My point is, that while bad things happened to indigenous Australians, there are always actions that can be taken now to help them live well and reach their potential. This is why high-achieving indigenous woman Catherine Liddle, wrote in The Weekend Australian in September: “We can break the cycles of trauma.” There is no shortage of indigenous Australians who have broken the cycles; they are using their voices to tell their stories. The ABC may not be giving them platforms to tell their stories of success, but their stories are real nonetheless.
In Australia it doesn’t matter how unfortunate your past or current circumstances are, there are always fellow Aussies, both indigenous and non-indigenous, ready to lend a helping hand. That’s what we do.
If someone from the ABC or elsewhere believes they know any indigenous Australians suffering from colonisation, please introduce them to me. I am 100 per cent certain I can offer a solution difficult to refute. My solution doesn’t involve going back in time to undo colonisation; it involves ensuring fundamental needs are met in the present. We close the gap by focusing on the present, not dwelling on the past. The past is not irrelevant: one can either make it a stumbling block in the present, or a stepping stone to a better future.
To suggest to indigenous Australians that any suffering they may have today has its ultimate cause in colonisation is to send a poisonous message: “Your suffering is ongoing because we cannot change history.” We must do better than this.
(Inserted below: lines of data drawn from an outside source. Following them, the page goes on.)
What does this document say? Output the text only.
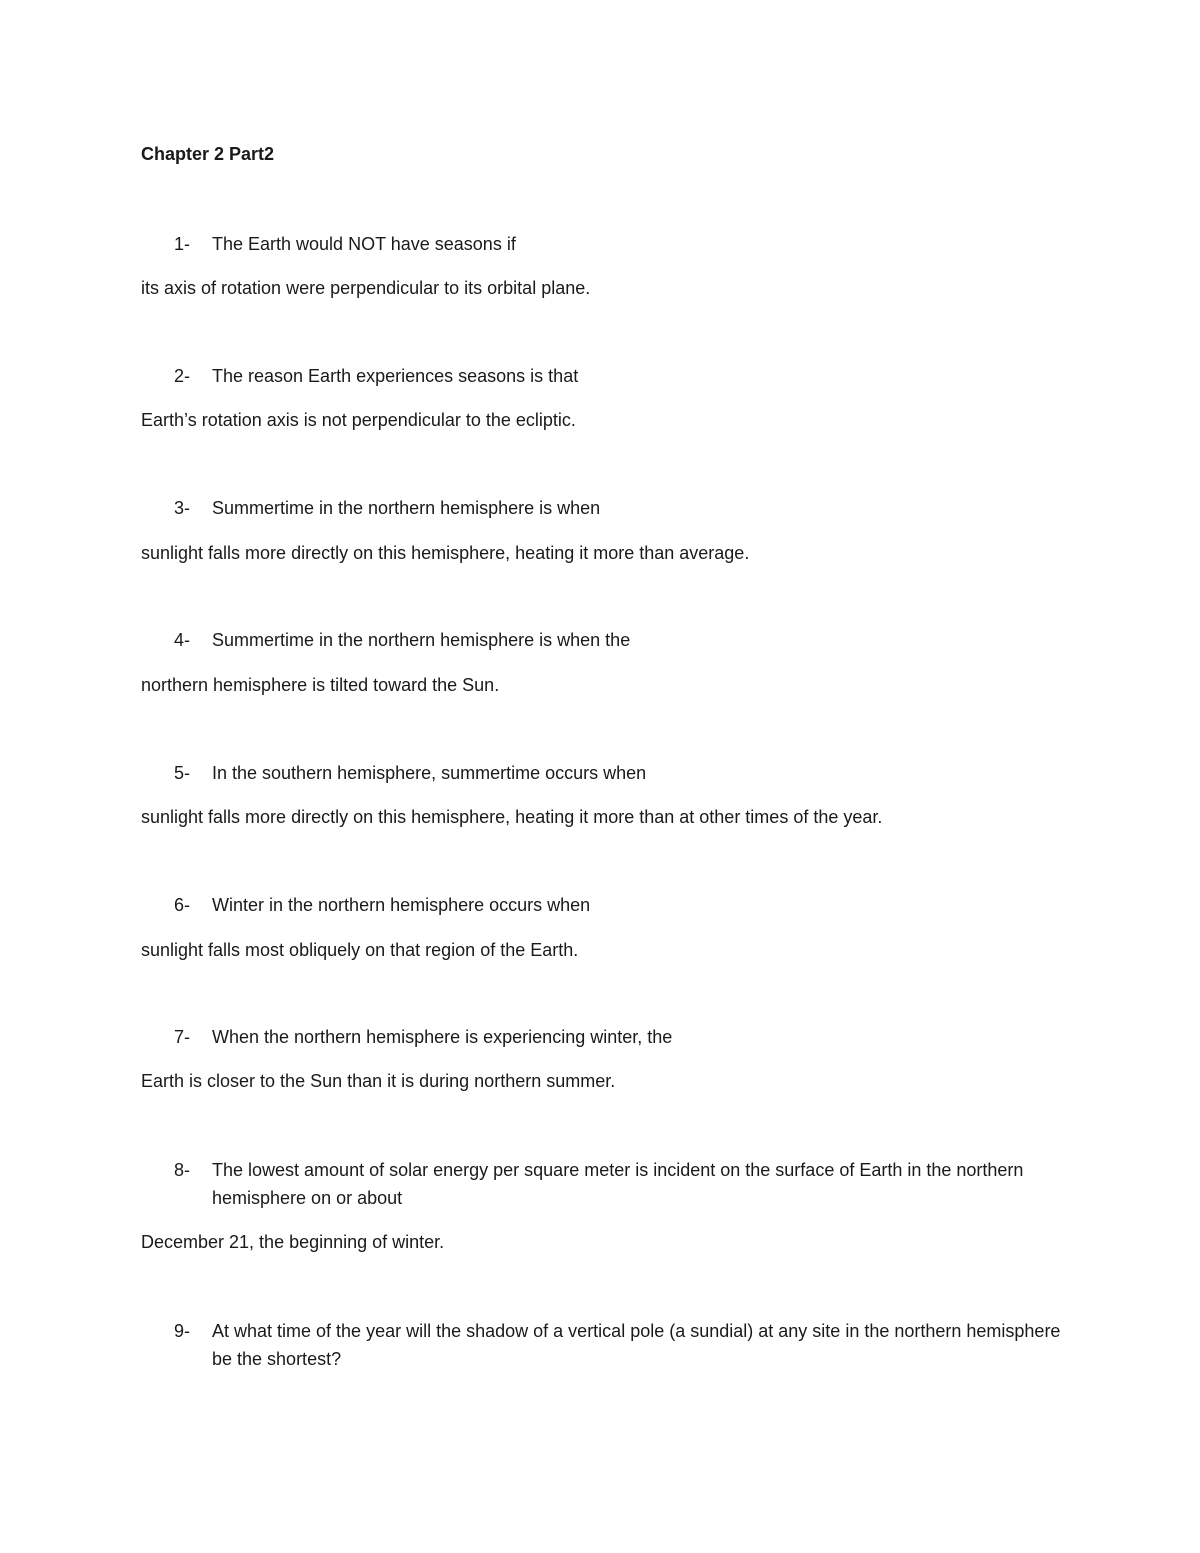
Chapter 2 Part2
1-	The Earth would NOT have seasons if
its axis of rotation were perpendicular to its orbital plane.
2-	The reason Earth experiences seasons is that
Earth’s rotation axis is not perpendicular to the ecliptic.
3-	Summertime in the northern hemisphere is when
sunlight falls more directly on this hemisphere, heating it more than average.
4-	Summertime in the northern hemisphere is when the
northern hemisphere is tilted toward the Sun.
5-	In the southern hemisphere, summertime occurs when
sunlight falls more directly on this hemisphere, heating it more than at other times of the year.
6-	Winter in the northern hemisphere occurs when
sunlight falls most obliquely on that region of the Earth.
7-	When the northern hemisphere is experiencing winter, the
Earth is closer to the Sun than it is during northern summer.
8-	The lowest amount of solar energy per square meter is incident on the surface of Earth in the northern hemisphere on or about
December 21, the beginning of winter.
9-	At what time of the year will the shadow of a vertical pole (a sundial) at any site in the northern hemisphere be the shortest?
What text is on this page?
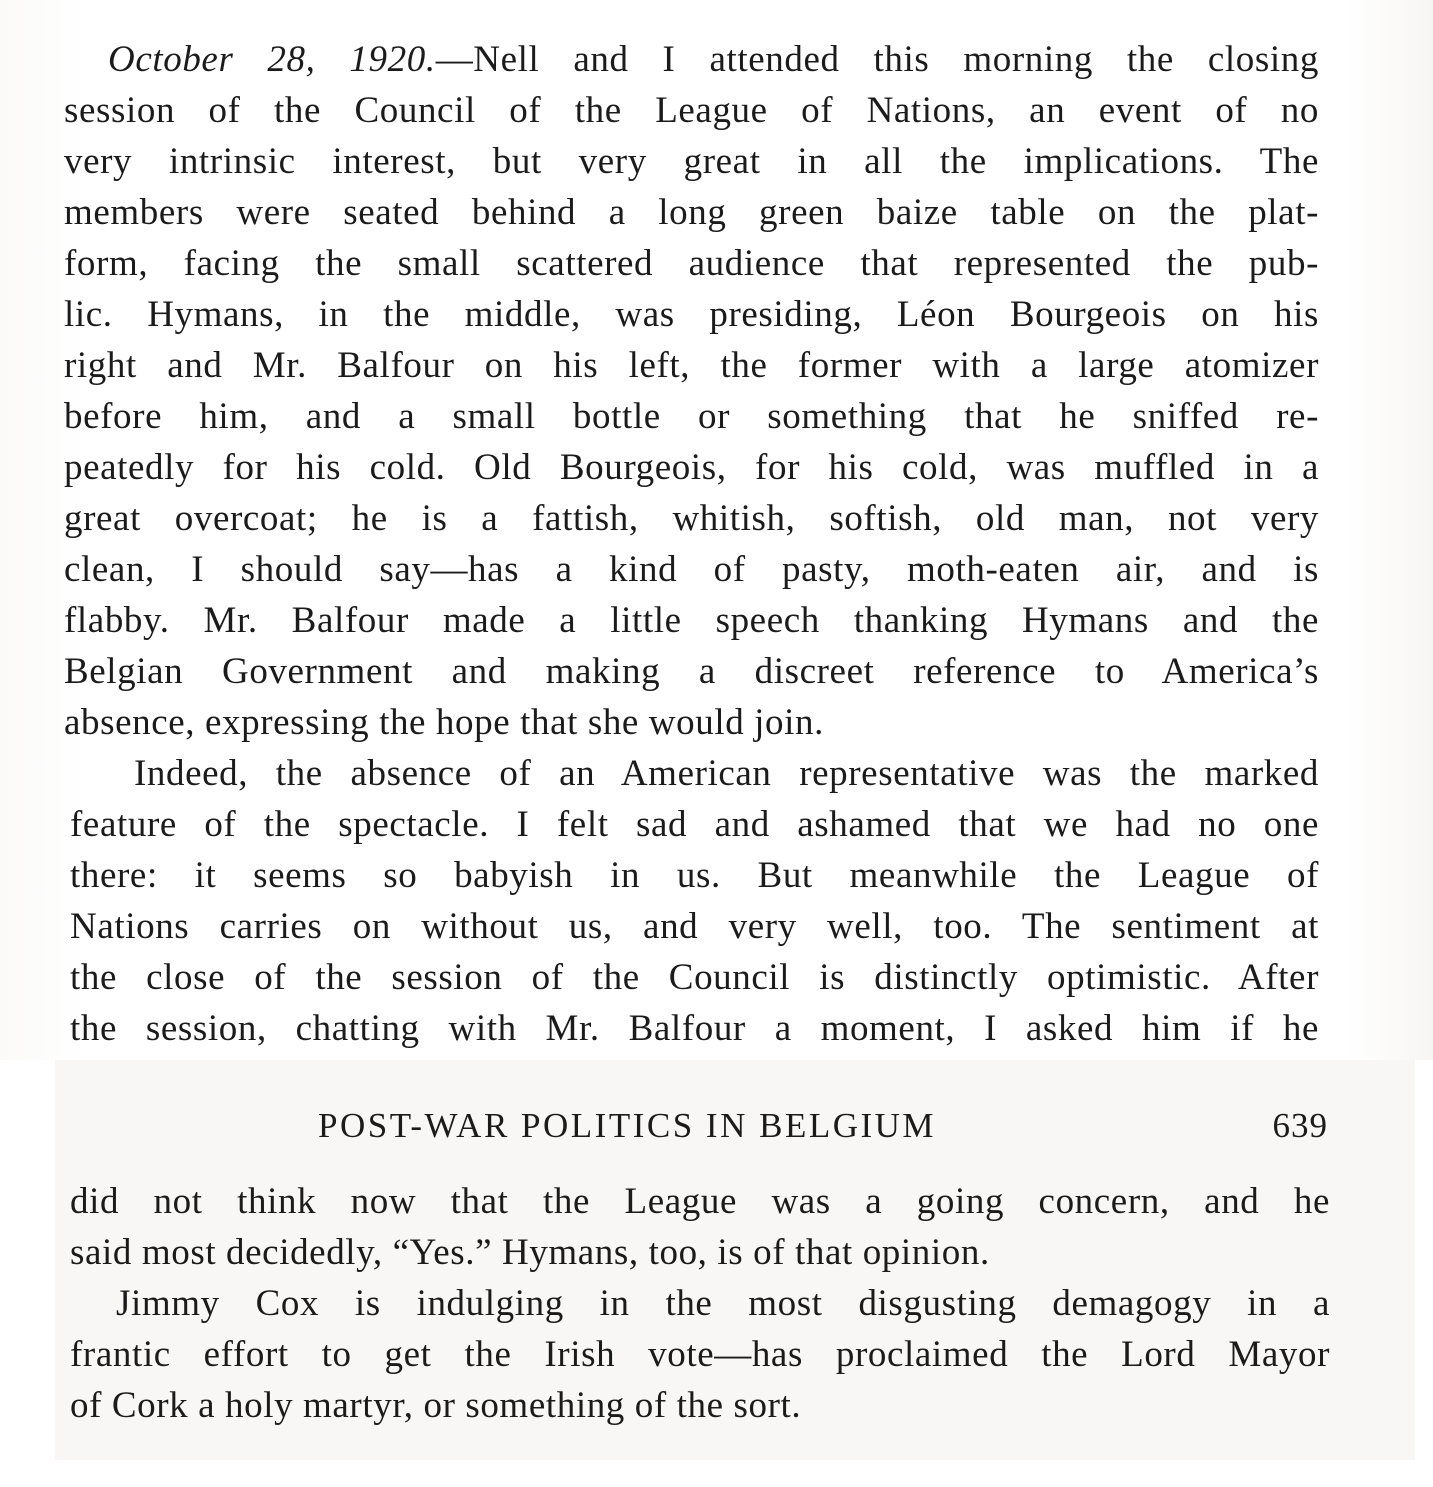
October 28, 1920.—Nell and I attended this morning the closing
session of the Council of the League of Nations, an event of no
very intrinsic interest, but very great in all the implications. The
members were seated behind a long green baize table on the plat-
form, facing the small scattered audience that represented the pub-
lic. Hymans, in the middle, was presiding, Léon Bourgeois on his
right and Mr. Balfour on his left, the former with a large atomizer
before him, and a small bottle or something that he sniffed re-
peatedly for his cold. Old Bourgeois, for his cold, was muffled in a
great overcoat; he is a fattish, whitish, softish, old man, not very
clean, I should say—has a kind of pasty, moth-eaten air, and is
flabby. Mr. Balfour made a little speech thanking Hymans and the
Belgian Government and making a discreet reference to America’s
absence, expressing the hope that she would join.
Indeed, the absence of an American representative was the marked
feature of the spectacle. I felt sad and ashamed that we had no one
there: it seems so babyish in us. But meanwhile the League of
Nations carries on without us, and very well, too. The sentiment at
the close of the session of the Council is distinctly optimistic. After
the session, chatting with Mr. Balfour a moment, I asked him if he
POST-WAR POLITICS IN BELGIUM	639
did not think now that the League was a going concern, and he
said most decidedly, “Yes.” Hymans, too, is of that opinion.
Jimmy Cox is indulging in the most disgusting demagogy in a
frantic effort to get the Irish vote—has proclaimed the Lord Mayor
of Cork a holy martyr, or something of the sort.
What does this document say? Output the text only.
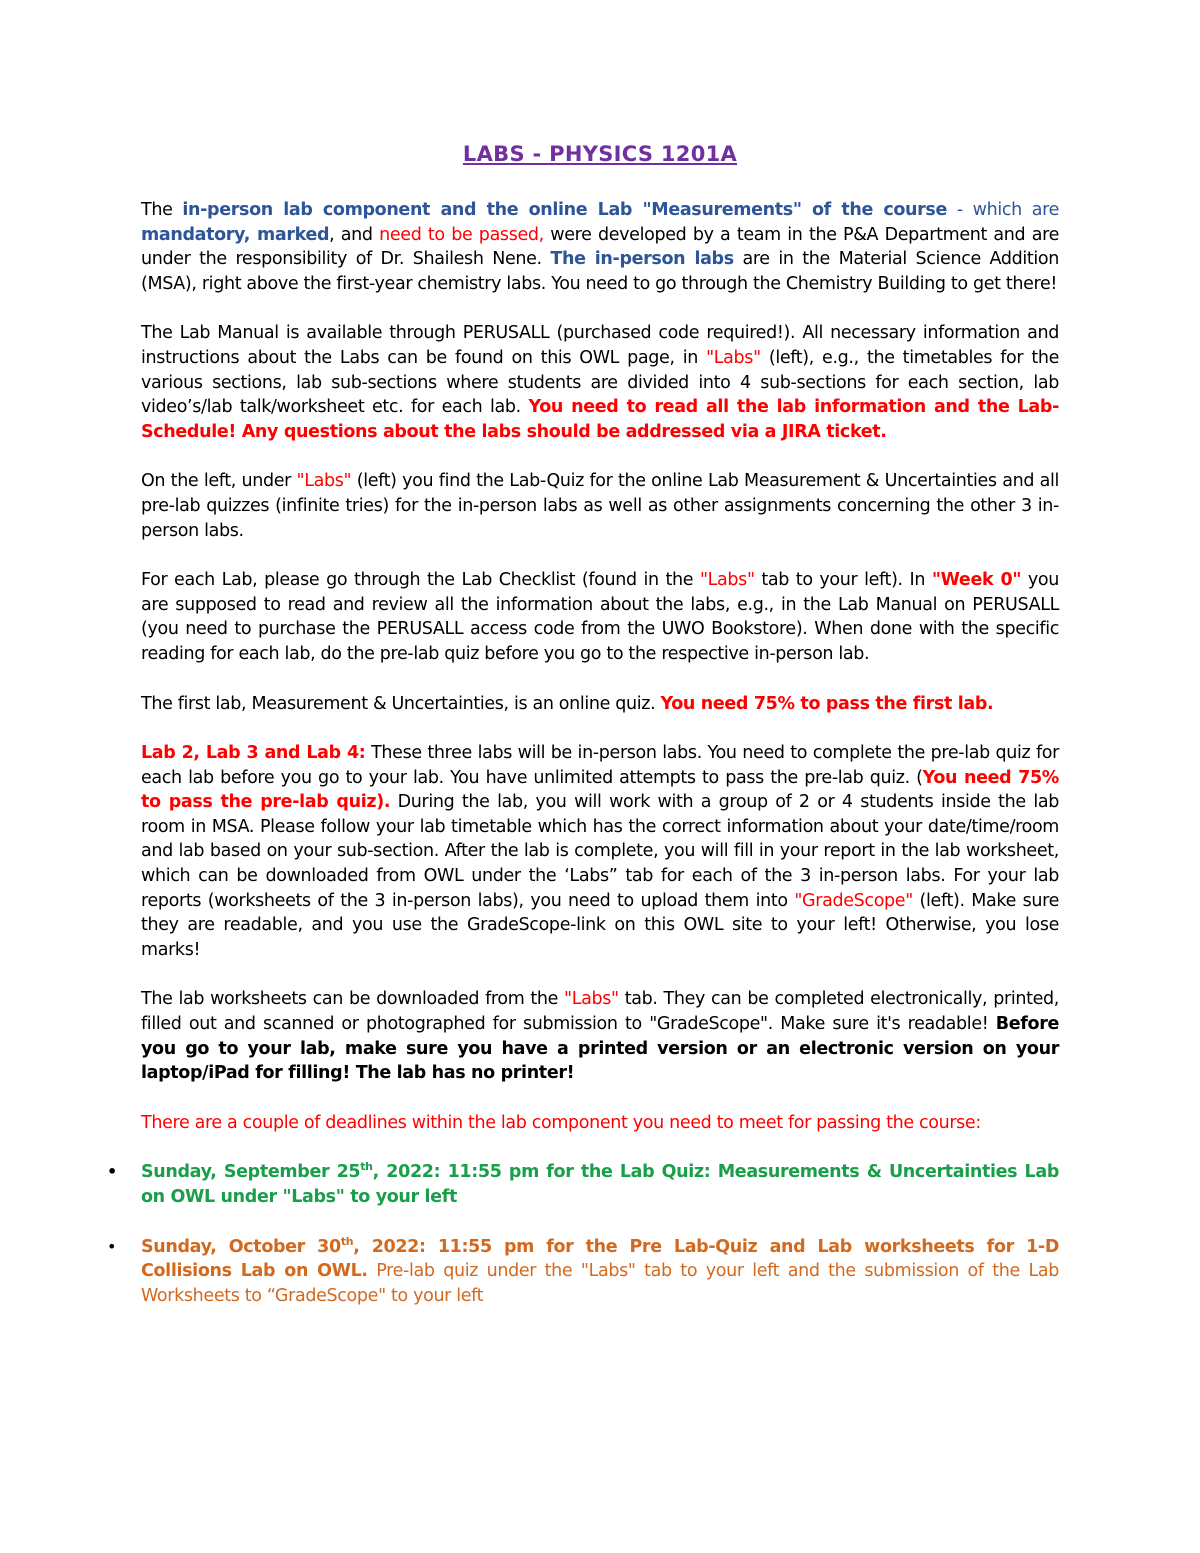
LABS - PHYSICS 1201A

The in-person lab component and the online Lab "Measurements" of the course - which are mandatory, marked, and need to be passed, were developed by a team in the P&A Department and are under the responsibility of Dr. Shailesh Nene. The in-person labs are in the Material Science Addition (MSA), right above the first-year chemistry labs. You need to go through the Chemistry Building to get there!

The Lab Manual is available through PERUSALL (purchased code required!). All necessary information and instructions about the Labs can be found on this OWL page, in "Labs" (left), e.g., the timetables for the various sections, lab sub-sections where students are divided into 4 sub-sections for each section, lab video’s/lab talk/worksheet etc. for each lab. You need to read all the lab information and the Lab-Schedule! Any questions about the labs should be addressed via a JIRA ticket.

On the left, under "Labs" (left) you find the Lab-Quiz for the online Lab Measurement & Uncertainties and all pre-lab quizzes (infinite tries) for the in-person labs as well as other assignments concerning the other 3 in-person labs.

For each Lab, please go through the Lab Checklist (found in the "Labs" tab to your left). In "Week 0" you are supposed to read and review all the information about the labs, e.g., in the Lab Manual on PERUSALL (you need to purchase the PERUSALL access code from the UWO Bookstore). When done with the specific reading for each lab, do the pre-lab quiz before you go to the respective in-person lab.

The first lab, Measurement & Uncertainties, is an online quiz. You need 75% to pass the first lab.

Lab 2, Lab 3 and Lab 4: These three labs will be in-person labs. You need to complete the pre-lab quiz for each lab before you go to your lab. You have unlimited attempts to pass the pre-lab quiz. (You need 75% to pass the pre-lab quiz). During the lab, you will work with a group of 2 or 4 students inside the lab room in MSA. Please follow your lab timetable which has the correct information about your date/time/room and lab based on your sub-section. After the lab is complete, you will fill in your report in the lab worksheet, which can be downloaded from OWL under the ‘Labs” tab for each of the 3 in-person labs. For your lab reports (worksheets of the 3 in-person labs), you need to upload them into "GradeScope" (left). Make sure they are readable, and you use the GradeScope-link on this OWL site to your left! Otherwise, you lose marks!

The lab worksheets can be downloaded from the "Labs" tab. They can be completed electronically, printed, filled out and scanned or photographed for submission to "GradeScope". Make sure it's readable! Before you go to your lab, make sure you have a printed version or an electronic version on your laptop/iPad for filling! The lab has no printer!

There are a couple of deadlines within the lab component you need to meet for passing the course:

• Sunday, September 25th, 2022: 11:55 pm for the Lab Quiz: Measurements & Uncertainties Lab on OWL under "Labs" to your left
• Sunday, October 30th, 2022: 11:55 pm for the Pre Lab-Quiz and Lab worksheets for 1-D Collisions Lab on OWL. Pre-lab quiz under the "Labs" tab to your left and the submission of the Lab Worksheets to “GradeScope" to your left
Failure to do so will result in another ‘stolen generation,’ signifying a generation whose potential has been stolen by ingraining the misconception they are the perpetual victims of history.
I’d like to close with the words of that high-achieving Australian, a man who himself is no stranger to controversy, Professor Stan Grant. In his 2016 Quarterly essay, he wrote:
But history—the history of dispossession and ensuing suffering—can be an all-too convenient explanation for what ails us.
Yes, it is an all-too convenient explanation seized on by those who have a vested interest in promoting victimhood among indigenous Australians. Professor Grant later writes:
But history is passed on as memory: selective and infused with imagination.
History is accessed through our minds in the present. Perhaps it’s time we started to explore how to better use our minds to help indigenous Australians in ways that are truly helpful.